Peter Wells: 2014
Autumn Writers Residency

Peter Wells: 2014
Autumn Writers Residency

Peter Wells: 2014
Autumn Writers Residency
250 250 Michael King Writers Centre

Peter Wells is a distinguished writer and film-maker.

As a writer, he won the 1992 NZ Book Award for Fiction for his first book of short stories Dangerous Desires, published by Viking Penguin in New York and Secker and Warburg in London. The book also won, among other awards, the PEN (NZ) Best First Book in Prose Award in 1992.

He has since published another book of short fiction The Duration of a Kiss (New York, Sydney and London), and a novel Boy Overboard which was shortlisted for the 1998 Commonwealth Prize Pacific Region. He has published a memoir Long Loop Home which won the 2002 Montana New Zealand Book Award for Biography. Iridescence was runner up for the Deutz Medal for Fiction at the Montana Book Awards and a finalist in the Tasmania-Pacific Award. Lucky Bastard, a novel, was published 2006. The Hungry Heart, a biography in search of the dissident missionary and thinker William Colenso, was a finalist in the NZ Book Awards in 2011.
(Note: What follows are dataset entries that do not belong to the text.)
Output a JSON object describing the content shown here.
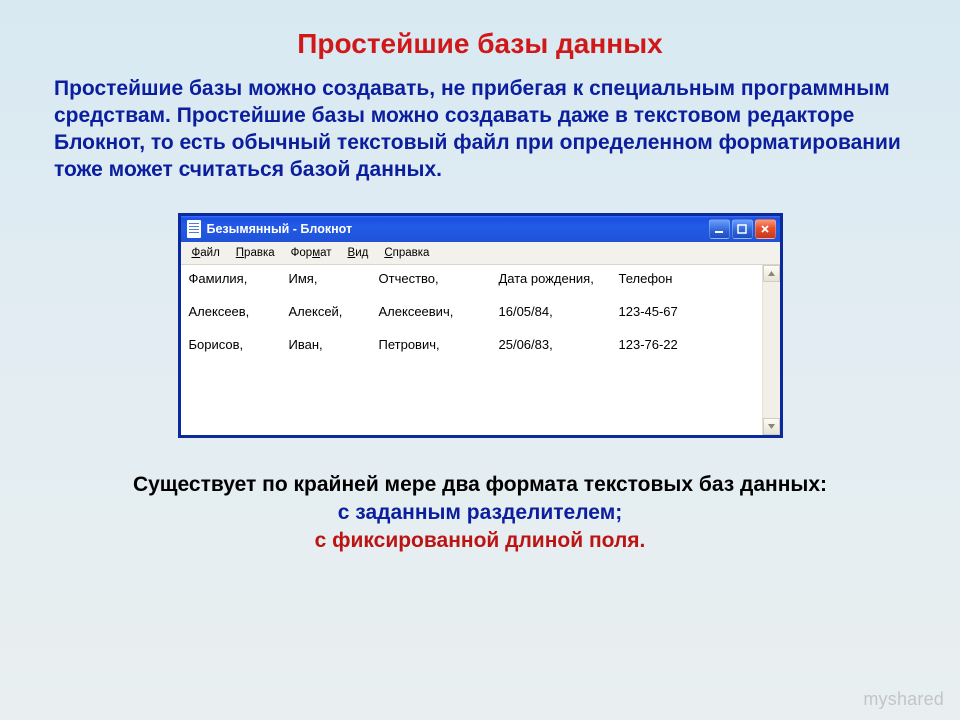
{
  "slide": {
    "title": "Простейшие базы данных",
    "intro": "Простейшие базы можно создавать, не прибегая к специальным программным средствам. Простейшие базы можно создавать даже в текстовом редакторе Блокнот, то есть обычный текстовый файл при определенном форматировании тоже может считаться базой данных."
  },
  "notepad": {
    "window_title": "Безымянный - Блокнот",
    "menu": {
      "file": {
        "pre": "",
        "hot": "Ф",
        "post": "айл"
      },
      "edit": {
        "pre": "",
        "hot": "П",
        "post": "равка"
      },
      "format": {
        "pre": "Фор",
        "hot": "м",
        "post": "ат"
      },
      "view": {
        "pre": "",
        "hot": "В",
        "post": "ид"
      },
      "help": {
        "pre": "",
        "hot": "С",
        "post": "правка"
      }
    },
    "columns": {
      "c1": "Фамилия,",
      "c2": "Имя,",
      "c3": "Отчество,",
      "c4": "Дата рождения,",
      "c5": "Телефон"
    },
    "rows": [
      {
        "c1": "Алексеев,",
        "c2": "Алексей,",
        "c3": "Алексеевич,",
        "c4": "16/05/84,",
        "c5": "123-45-67"
      },
      {
        "c1": "Борисов,",
        "c2": "Иван,",
        "c3": "Петрович,",
        "c4": "25/06/83,",
        "c5": "123-76-22"
      }
    ]
  },
  "formats": {
    "lead": "Существует по крайней мере два формата текстовых баз данных:",
    "line1": "с заданным разделителем;",
    "line2": "с фиксированной длиной поля."
  },
  "watermark": "myshared"
}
He was awarded Creative New Zealand’s Michael King Fellowship in 2011 and is writing a book on Volkner and Kereopa Te Rau which will be published by Random Penguin in May 2014.

His stories have been anthologised widely, both nationally (including The Oxford Book of New Zealand Short Stories) and internationally The Penguin Book of Gay Short Stories, edited by David Leavitt. Two stories have been made into films: One of Them!, a television drama, and Memory and Desire, a feature film directed by Niki Caro.

In 1999 he was co-winner of the Landfall Essay Prize and he was declared New Zealander of the Year by North & South Magazine.

He co-founded the Auckland Writers & Readers Festival, and was creative director in 2000 and 2001, then from 2003 to 2008. He has been made a Member of the Order of New Zealand for services to film and literature.

His films include A Death in the Family, one of the earliest dramatised responses to Aids, which won, among other international awards, the Blue Ribbon Award at the American Film Festival in New York. His documentaries include The Newest City on the Globe which effectively kickstarted Napier as an Art Deco destination and The Mighty Civic which led to the 1929 picture palace being restored. This won the Golden Gate Jury Award at the San Francisco International Film Festival.

He was co-writer and co-director of the feature film Desperate Remedies which screened at Un Certain Regard at the 1993 Cannes Film Festival and won, among other awards, Best Director Award at the Asia Pacific Festival. He was co-drector of Georgie Girl which won the 2002 Documentary Award at the Frameline Festival in San Francisco and the Audience Award at the Sydney International Film Festival.